Penghentian sementara ini terjadi karena anggaran dari Badan Gizi Nasional (BGN) belum cair ke Satuan Pelayanan Pemenuhan Gizi (SPPG).
Sebanyak 17 SPPG di enam kecamatan terpaksa menghentikan layanan.
Enam berada di Sinjai Utara, empat di Sinjai Timur, dua di Tellulimpoe, tiga di Sinjai Selatan, serta masing-masing satu di Bulupoddo dan Borong.
“Terakhir SPPG beroperasi pada 31 Desember 2025,” kata Koordinator SPPG Sinjai, Supriadi, Rabu (7/1/2026).
Ia menegaskan operasional dihentikan karena anggaran belum dicairkan.
“Aturannya, anggaran harus cair terlebih dahulu.
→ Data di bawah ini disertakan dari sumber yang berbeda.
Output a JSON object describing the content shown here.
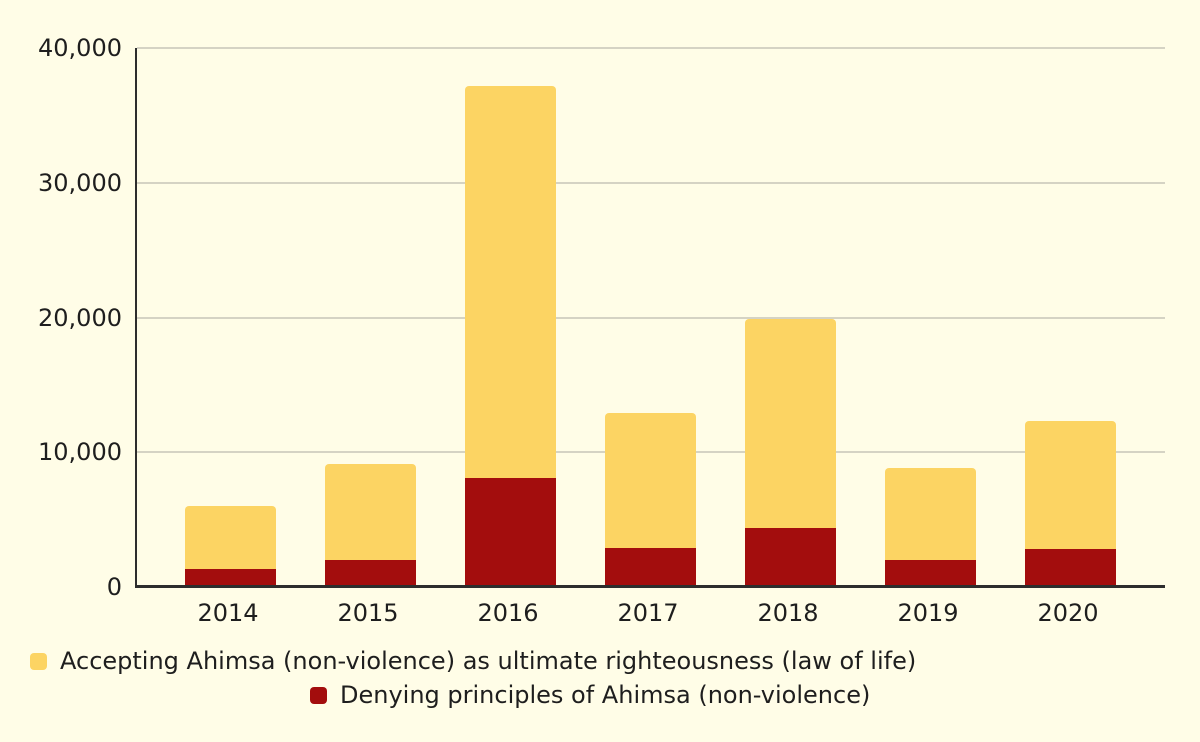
{
  "chart_data": {
    "type": "bar",
    "stacked": true,
    "title": "",
    "xlabel": "",
    "ylabel": "",
    "categories": [
      "2014",
      "2015",
      "2016",
      "2017",
      "2018",
      "2019",
      "2020"
    ],
    "series": [
      {
        "name": "Accepting Ahimsa (non-violence) as ultimate righteousness (law of life)",
        "color": "#FCD463",
        "stack": "top",
        "values": [
          4700,
          7100,
          29100,
          10000,
          15500,
          6800,
          9500
        ]
      },
      {
        "name": "Denying principles of Ahimsa (non-violence)",
        "color": "#A30D0D",
        "stack": "bottom",
        "values": [
          1300,
          2000,
          8100,
          2900,
          4400,
          2000,
          2800
        ]
      }
    ],
    "ylim": [
      0,
      40000
    ],
    "y_ticks": [
      {
        "label": "0",
        "value": 0
      },
      {
        "label": "10,000",
        "value": 10000
      },
      {
        "label": "20,000",
        "value": 20000
      },
      {
        "label": "30,000",
        "value": 30000
      },
      {
        "label": "40,000",
        "value": 40000
      }
    ],
    "grid": true,
    "legend_position": "bottom"
  },
  "legend": {
    "items": [
      {
        "label": "Accepting Ahimsa (non-violence) as ultimate righteousness (law of life)",
        "color": "#FCD463"
      },
      {
        "label": "Denying principles of Ahimsa (non-violence)",
        "color": "#A30D0D"
      }
    ]
  },
  "colors": {
    "background": "#FFFDE7",
    "accepting_yellow": "#FCD463",
    "denying_red": "#A30D0D",
    "gridline": "#D5D3C4",
    "axis": "#2D2D2D",
    "text": "#1E1E1E"
  }
}
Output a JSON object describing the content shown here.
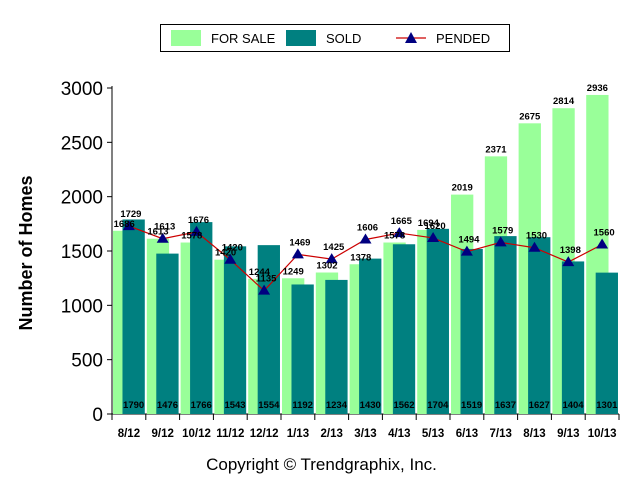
{
  "chart_data": {
    "type": "bar",
    "categories": [
      "8/12",
      "9/12",
      "10/12",
      "11/12",
      "12/12",
      "1/13",
      "2/13",
      "3/13",
      "4/13",
      "5/13",
      "6/13",
      "7/13",
      "8/13",
      "9/13",
      "10/13"
    ],
    "series": [
      {
        "name": "FOR SALE",
        "kind": "bar",
        "color": "#99ff99",
        "values": [
          1686,
          1613,
          1578,
          1420,
          1244,
          1249,
          1302,
          1378,
          1578,
          1694,
          2019,
          2371,
          2675,
          2814,
          2936
        ],
        "labels": [
          "1686",
          "1613",
          "1578",
          "1420",
          "1244",
          "1249",
          "1302",
          "1378",
          "1578",
          "1694",
          "2019",
          "2371",
          "2675",
          "2814",
          "2936"
        ]
      },
      {
        "name": "SOLD",
        "kind": "bar",
        "color": "#008080",
        "values": [
          1790,
          1476,
          1766,
          1543,
          1554,
          1192,
          1234,
          1430,
          1562,
          1704,
          1519,
          1637,
          1627,
          1404,
          1301
        ],
        "labels": [
          "1790",
          "1476",
          "1766",
          "1543",
          "1554",
          "1192",
          "1234",
          "1430",
          "1562",
          "1704",
          "1519",
          "1637",
          "1627",
          "1404",
          "1301"
        ]
      },
      {
        "name": "PENDED",
        "kind": "line",
        "color": "#cc0000",
        "marker_color": "#000080",
        "values": [
          1729,
          1613,
          1676,
          1420,
          1135,
          1469,
          1425,
          1606,
          1665,
          1620,
          1494,
          1579,
          1530,
          1398,
          1560
        ],
        "labels": [
          "1729",
          "1613",
          "1676",
          "1420",
          "1135",
          "1469",
          "1425",
          "1606",
          "1665",
          "1620",
          "1494",
          "1579",
          "1530",
          "1398",
          "1560"
        ]
      }
    ],
    "ylabel": "Number of Homes",
    "yticks": [
      "0",
      "500",
      "1000",
      "1500",
      "2000",
      "2500",
      "3000"
    ],
    "ylim": [
      0,
      3000
    ],
    "legend_position": "top",
    "grid": false,
    "background": "#ffffff"
  },
  "legend": {
    "for_sale_label": "FOR SALE",
    "sold_label": "SOLD",
    "pended_label": "PENDED"
  },
  "copyright": "Copyright © Trendgraphix, Inc."
}
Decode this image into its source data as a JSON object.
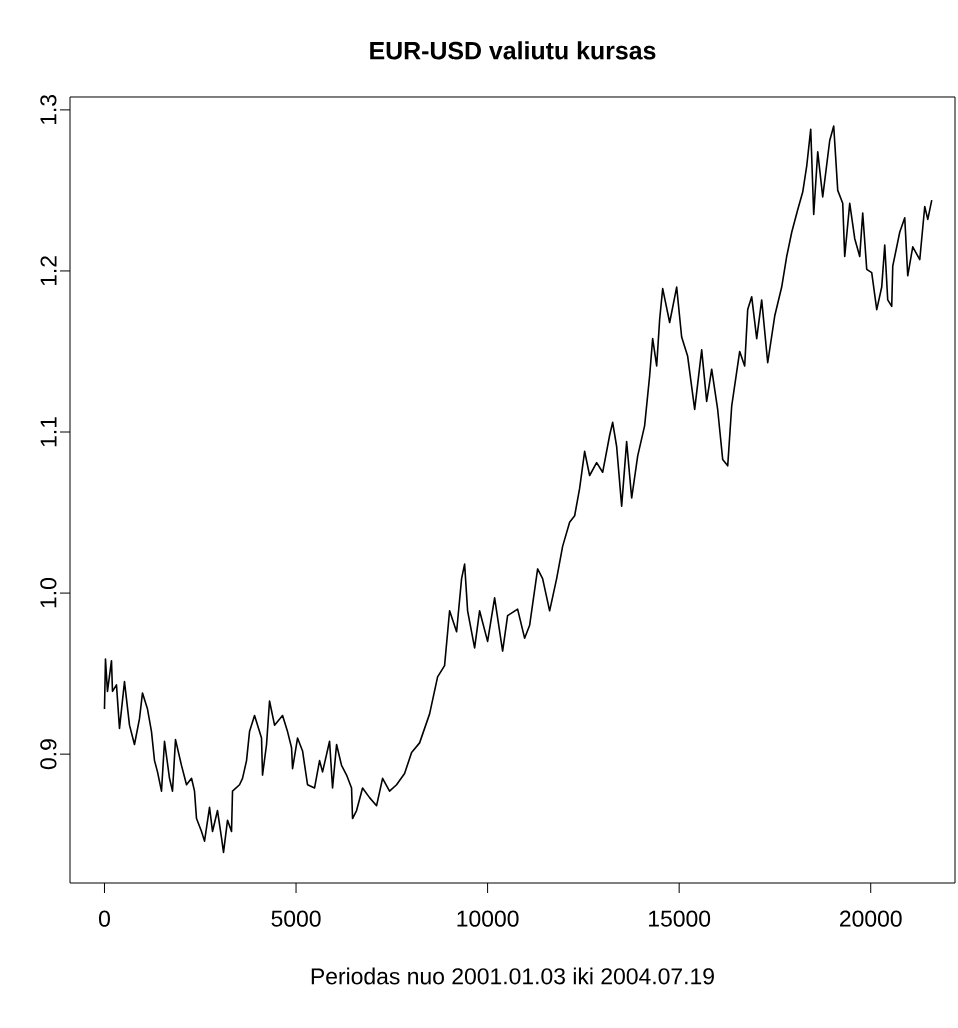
{
  "chart_data": {
    "type": "line",
    "title": "EUR-USD valiutu kursas",
    "xlabel": "Periodas nuo 2001.01.03 iki 2004.07.19",
    "color": "#000000",
    "xlim": [
      -900,
      22200
    ],
    "ylim": [
      0.82,
      1.308
    ],
    "xticks": [
      0,
      5000,
      10000,
      15000,
      20000
    ],
    "yticks": [
      0.9,
      {
        "value": 1.0,
        "label": "1.0"
      },
      1.1,
      1.2,
      1.3
    ],
    "x": [
      0,
      26,
      78,
      183,
      209,
      313,
      392,
      522,
      653,
      783,
      914,
      992,
      1123,
      1227,
      1306,
      1384,
      1488,
      1567,
      1697,
      1775,
      1854,
      2010,
      2141,
      2272,
      2350,
      2402,
      2533,
      2611,
      2742,
      2820,
      2950,
      3055,
      3107,
      3212,
      3316,
      3342,
      3525,
      3603,
      3708,
      3786,
      3917,
      4099,
      4125,
      4230,
      4308,
      4439,
      4648,
      4778,
      4883,
      4909,
      5039,
      5170,
      5300,
      5483,
      5614,
      5692,
      5875,
      5953,
      6058,
      6188,
      6319,
      6449,
      6475,
      6580,
      6736,
      6919,
      7102,
      7259,
      7441,
      7624,
      7833,
      8016,
      8225,
      8486,
      8695,
      8877,
      9008,
      9191,
      9321,
      9400,
      9478,
      9661,
      9791,
      10000,
      10183,
      10392,
      10522,
      10783,
      10966,
      11097,
      11306,
      11436,
      11619,
      11802,
      11958,
      12141,
      12272,
      12402,
      12533,
      12663,
      12846,
      13003,
      13186,
      13264,
      13368,
      13499,
      13629,
      13760,
      13917,
      14099,
      14230,
      14308,
      14413,
      14491,
      14570,
      14752,
      14935,
      15065,
      15222,
      15405,
      15588,
      15718,
      15849,
      16005,
      16136,
      16267,
      16371,
      16580,
      16710,
      16789,
      16893,
      17024,
      17154,
      17311,
      17494,
      17676,
      17807,
      17938,
      18094,
      18225,
      18329,
      18434,
      18512,
      18617,
      18747,
      18930,
      19034,
      19139,
      19269,
      19321,
      19452,
      19583,
      19713,
      19791,
      19896,
      20026,
      20157,
      20287,
      20366,
      20444,
      20548,
      20575,
      20757,
      20888,
      20966,
      21097,
      21280,
      21410,
      21489,
      21593
    ],
    "values": [
      0.928,
      0.959,
      0.939,
      0.958,
      0.939,
      0.943,
      0.916,
      0.945,
      0.918,
      0.906,
      0.922,
      0.938,
      0.928,
      0.914,
      0.896,
      0.889,
      0.877,
      0.908,
      0.885,
      0.877,
      0.909,
      0.893,
      0.881,
      0.885,
      0.877,
      0.86,
      0.852,
      0.846,
      0.867,
      0.852,
      0.865,
      0.848,
      0.839,
      0.859,
      0.852,
      0.877,
      0.881,
      0.885,
      0.896,
      0.914,
      0.924,
      0.91,
      0.887,
      0.906,
      0.933,
      0.918,
      0.924,
      0.914,
      0.904,
      0.891,
      0.91,
      0.902,
      0.881,
      0.879,
      0.896,
      0.889,
      0.908,
      0.879,
      0.906,
      0.893,
      0.887,
      0.879,
      0.86,
      0.865,
      0.879,
      0.873,
      0.868,
      0.885,
      0.877,
      0.881,
      0.888,
      0.901,
      0.907,
      0.925,
      0.948,
      0.955,
      0.989,
      0.976,
      1.009,
      1.018,
      0.989,
      0.966,
      0.989,
      0.97,
      0.997,
      0.964,
      0.986,
      0.99,
      0.972,
      0.98,
      1.015,
      1.009,
      0.989,
      1.009,
      1.029,
      1.044,
      1.048,
      1.065,
      1.088,
      1.073,
      1.081,
      1.075,
      1.098,
      1.106,
      1.091,
      1.054,
      1.094,
      1.059,
      1.085,
      1.104,
      1.135,
      1.158,
      1.141,
      1.17,
      1.189,
      1.168,
      1.19,
      1.159,
      1.147,
      1.114,
      1.151,
      1.119,
      1.139,
      1.114,
      1.083,
      1.079,
      1.116,
      1.15,
      1.141,
      1.176,
      1.184,
      1.158,
      1.182,
      1.143,
      1.172,
      1.19,
      1.209,
      1.224,
      1.238,
      1.249,
      1.265,
      1.288,
      1.235,
      1.274,
      1.246,
      1.281,
      1.29,
      1.25,
      1.242,
      1.209,
      1.242,
      1.22,
      1.209,
      1.236,
      1.201,
      1.199,
      1.176,
      1.19,
      1.216,
      1.182,
      1.178,
      1.203,
      1.224,
      1.233,
      1.197,
      1.215,
      1.207,
      1.24,
      1.232,
      1.244
    ]
  }
}
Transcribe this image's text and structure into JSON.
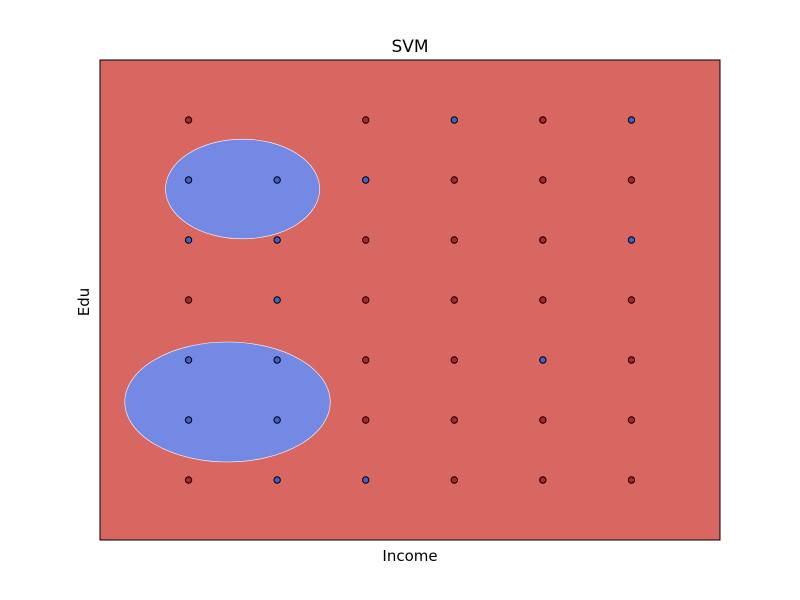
{
  "chart_data": {
    "type": "scatter",
    "title": "SVM",
    "xlabel": "Income",
    "ylabel": "Edu",
    "xticks_shown": false,
    "yticks_shown": false,
    "grid": false,
    "legend": "none",
    "xlim": [
      0,
      7
    ],
    "ylim": [
      0,
      8
    ],
    "colors": {
      "region_red": "#d96761",
      "region_blue": "#7489e4",
      "point_red": "#b5202a",
      "point_blue": "#3f5fc9",
      "point_edge": "#000000",
      "frame": "#000000"
    },
    "decision_regions": [
      {
        "class": "blue",
        "center": [
          1.61,
          5.85
        ],
        "rx": 0.87,
        "ry": 0.83
      },
      {
        "class": "blue",
        "center": [
          1.44,
          2.3
        ],
        "rx": 1.16,
        "ry": 1.0
      }
    ],
    "series": [
      {
        "class": "red",
        "points": [
          [
            1,
            7
          ],
          [
            3,
            7
          ],
          [
            5,
            7
          ],
          [
            4,
            6
          ],
          [
            5,
            6
          ],
          [
            6,
            6
          ],
          [
            3,
            5
          ],
          [
            4,
            5
          ],
          [
            5,
            5
          ],
          [
            1,
            4
          ],
          [
            3,
            4
          ],
          [
            4,
            4
          ],
          [
            5,
            4
          ],
          [
            6,
            4
          ],
          [
            3,
            3
          ],
          [
            4,
            3
          ],
          [
            6,
            3
          ],
          [
            3,
            2
          ],
          [
            4,
            2
          ],
          [
            5,
            2
          ],
          [
            6,
            2
          ],
          [
            1,
            1
          ],
          [
            4,
            1
          ],
          [
            5,
            1
          ],
          [
            6,
            1
          ]
        ]
      },
      {
        "class": "blue",
        "points": [
          [
            4,
            7
          ],
          [
            6,
            7
          ],
          [
            1,
            6
          ],
          [
            2,
            6
          ],
          [
            3,
            6
          ],
          [
            1,
            5
          ],
          [
            2,
            5
          ],
          [
            6,
            5
          ],
          [
            2,
            4
          ],
          [
            1,
            3
          ],
          [
            2,
            3
          ],
          [
            5,
            3
          ],
          [
            1,
            2
          ],
          [
            2,
            2
          ],
          [
            2,
            1
          ],
          [
            3,
            1
          ]
        ]
      }
    ]
  }
}
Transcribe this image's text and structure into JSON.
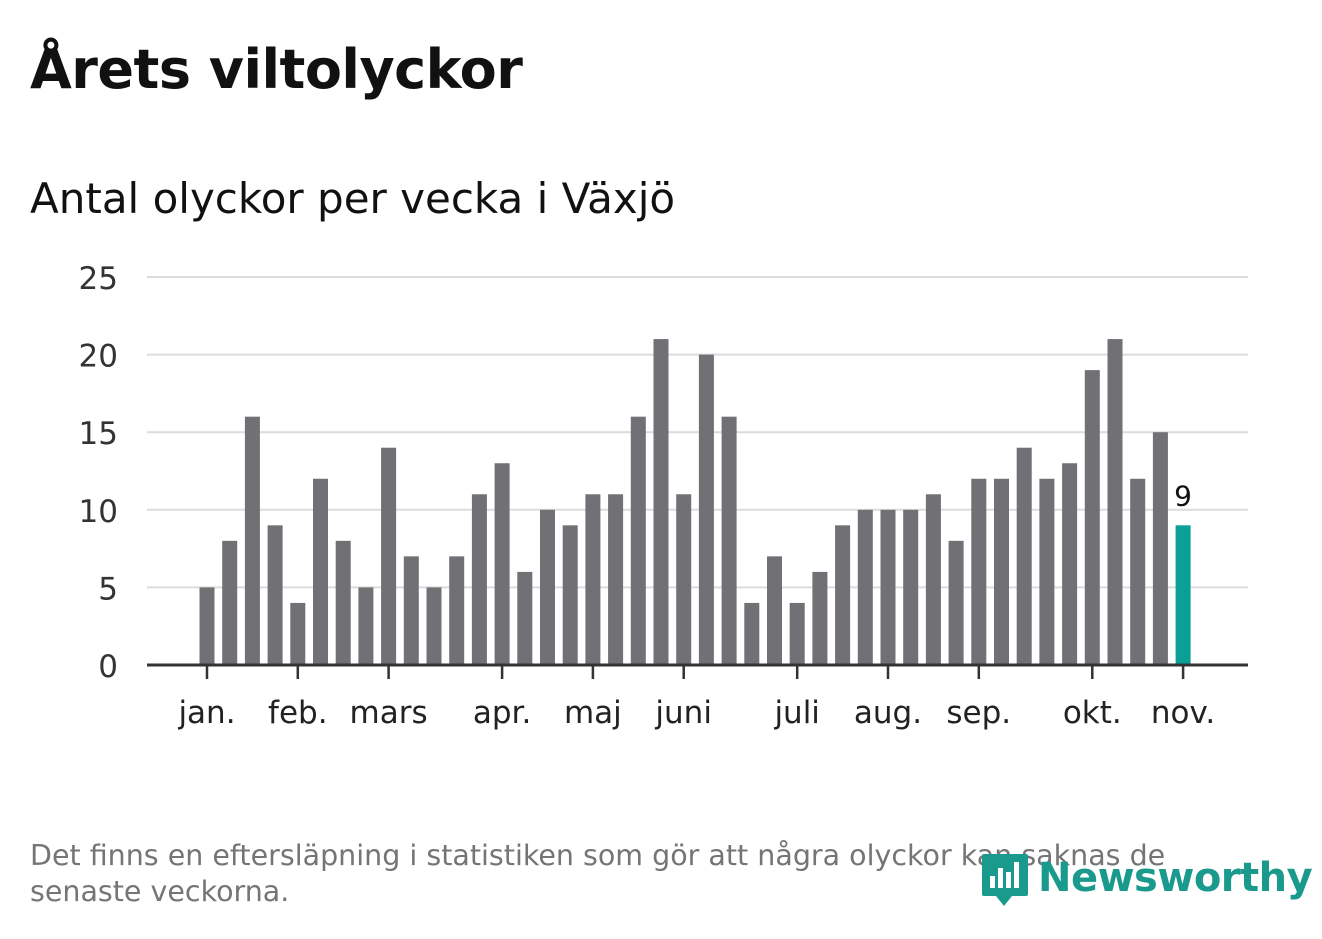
{
  "title": "Årets viltolyckor",
  "subtitle": "Antal olyckor per vecka i Växjö",
  "note": "Det finns en eftersläpning i statistiken som gör att några olyckor kan saknas de senaste veckorna.",
  "logo": {
    "text": "Newsworthy",
    "icon": "newsworthy-logo-icon"
  },
  "colors": {
    "bar": "#707075",
    "highlight": "#0aa096",
    "grid": "#dcdcdc",
    "axis": "#333333",
    "logo": "#1a9a8c"
  },
  "chart_data": {
    "type": "bar",
    "title": "Antal olyckor per vecka i Växjö",
    "xlabel": "",
    "ylabel": "",
    "ylim": [
      0,
      25
    ],
    "y_ticks": [
      0,
      5,
      10,
      15,
      20,
      25
    ],
    "grid": true,
    "values": [
      5,
      8,
      16,
      9,
      4,
      12,
      8,
      5,
      14,
      7,
      5,
      7,
      11,
      13,
      6,
      10,
      9,
      11,
      11,
      16,
      21,
      11,
      20,
      16,
      4,
      7,
      4,
      6,
      9,
      10,
      10,
      10,
      11,
      8,
      12,
      12,
      14,
      12,
      13,
      19,
      21,
      12,
      15,
      9
    ],
    "highlight_index": 43,
    "highlight_label": "9",
    "month_labels": [
      {
        "label": "jan.",
        "bar_index": 0
      },
      {
        "label": "feb.",
        "bar_index": 4
      },
      {
        "label": "mars",
        "bar_index": 8
      },
      {
        "label": "apr.",
        "bar_index": 13
      },
      {
        "label": "maj",
        "bar_index": 17
      },
      {
        "label": "juni",
        "bar_index": 21
      },
      {
        "label": "juli",
        "bar_index": 26
      },
      {
        "label": "aug.",
        "bar_index": 30
      },
      {
        "label": "sep.",
        "bar_index": 34
      },
      {
        "label": "okt.",
        "bar_index": 39
      },
      {
        "label": "nov.",
        "bar_index": 43
      }
    ]
  }
}
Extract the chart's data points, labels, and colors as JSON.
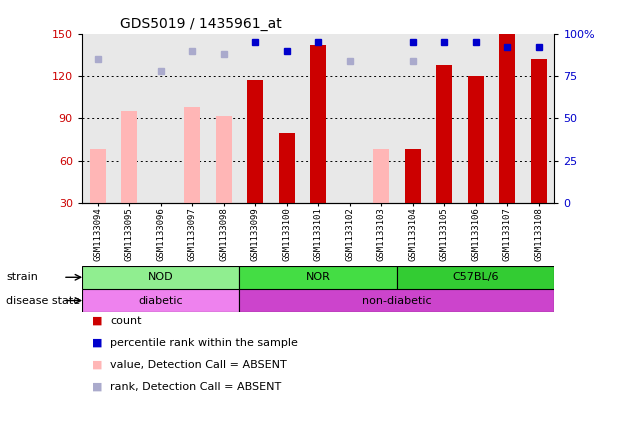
{
  "title": "GDS5019 / 1435961_at",
  "samples": [
    "GSM1133094",
    "GSM1133095",
    "GSM1133096",
    "GSM1133097",
    "GSM1133098",
    "GSM1133099",
    "GSM1133100",
    "GSM1133101",
    "GSM1133102",
    "GSM1133103",
    "GSM1133104",
    "GSM1133105",
    "GSM1133106",
    "GSM1133107",
    "GSM1133108"
  ],
  "count_values": [
    null,
    null,
    null,
    null,
    null,
    117,
    80,
    142,
    null,
    null,
    68,
    128,
    120,
    150,
    132
  ],
  "count_absent": [
    68,
    95,
    null,
    98,
    92,
    null,
    null,
    null,
    null,
    68,
    null,
    null,
    null,
    null,
    null
  ],
  "rank_values": [
    null,
    null,
    null,
    null,
    null,
    95,
    90,
    95,
    null,
    null,
    95,
    95,
    95,
    92,
    92
  ],
  "rank_absent": [
    85,
    null,
    78,
    90,
    88,
    null,
    null,
    null,
    84,
    null,
    84,
    null,
    null,
    null,
    null
  ],
  "ylim": [
    30,
    150
  ],
  "y2lim": [
    0,
    100
  ],
  "yticks": [
    30,
    60,
    90,
    120,
    150
  ],
  "y2ticks": [
    0,
    25,
    50,
    75,
    100
  ],
  "strain_groups": [
    {
      "label": "NOD",
      "start": 0,
      "end": 5,
      "color": "#90EE90"
    },
    {
      "label": "NOR",
      "start": 5,
      "end": 10,
      "color": "#44DD44"
    },
    {
      "label": "C57BL/6",
      "start": 10,
      "end": 15,
      "color": "#33CC33"
    }
  ],
  "disease_groups": [
    {
      "label": "diabetic",
      "start": 0,
      "end": 5,
      "color": "#EE82EE"
    },
    {
      "label": "non-diabetic",
      "start": 5,
      "end": 15,
      "color": "#CC44CC"
    }
  ],
  "count_color": "#cc0000",
  "count_absent_color": "#ffb6b6",
  "rank_color": "#0000cc",
  "rank_absent_color": "#aaaacc",
  "tick_label_color_left": "#cc0000",
  "tick_label_color_right": "#0000cc",
  "plot_bg": "#e8e8e8",
  "legend_items": [
    {
      "color": "#cc0000",
      "label": "count"
    },
    {
      "color": "#0000cc",
      "label": "percentile rank within the sample"
    },
    {
      "color": "#ffb6b6",
      "label": "value, Detection Call = ABSENT"
    },
    {
      "color": "#aaaacc",
      "label": "rank, Detection Call = ABSENT"
    }
  ]
}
Tidak boleh memakai dana talangan,” tegasnya.
Namun ia menyebut proses pencairan masih berjalan dan operasi diperkirakan kembali besok sesuai jadwal.
Supriadi mengaku belum dapat menyampaikan besaran anggaran yang diterima masing-masing SPPG.
“Mohon maaf, besaran anggarannya belum bisa saya sebutkan,” ujarnya.
Orang tua siswa, Arham, mengaku anaknya sudah tidak menerima MBG sejak awal masuk sekolah tahun 2026.
“Sudah tiga hari tidak dapat MBG, jadi kami siapkan bekal dari rumah,” tuturnya, berharap program segera berjalan kembali.
Sementara itu, Tim Pengawas SPPG Sinjai, Muh Aliakbar, menyebut total penerima manfaat mencapai 39.205 orang.
Rata-rata setiap SPPG melayani sekitar 3.000 penerima, mulai dari siswa, balita, ibu hamil hingga ibu menyusui.
“Sekarang sudah 17 SPPG yang beroperasi, tiga lainnya sementara persiapan,” jelasnya sembari menunggu kepastian pencairan dana yang dinanti.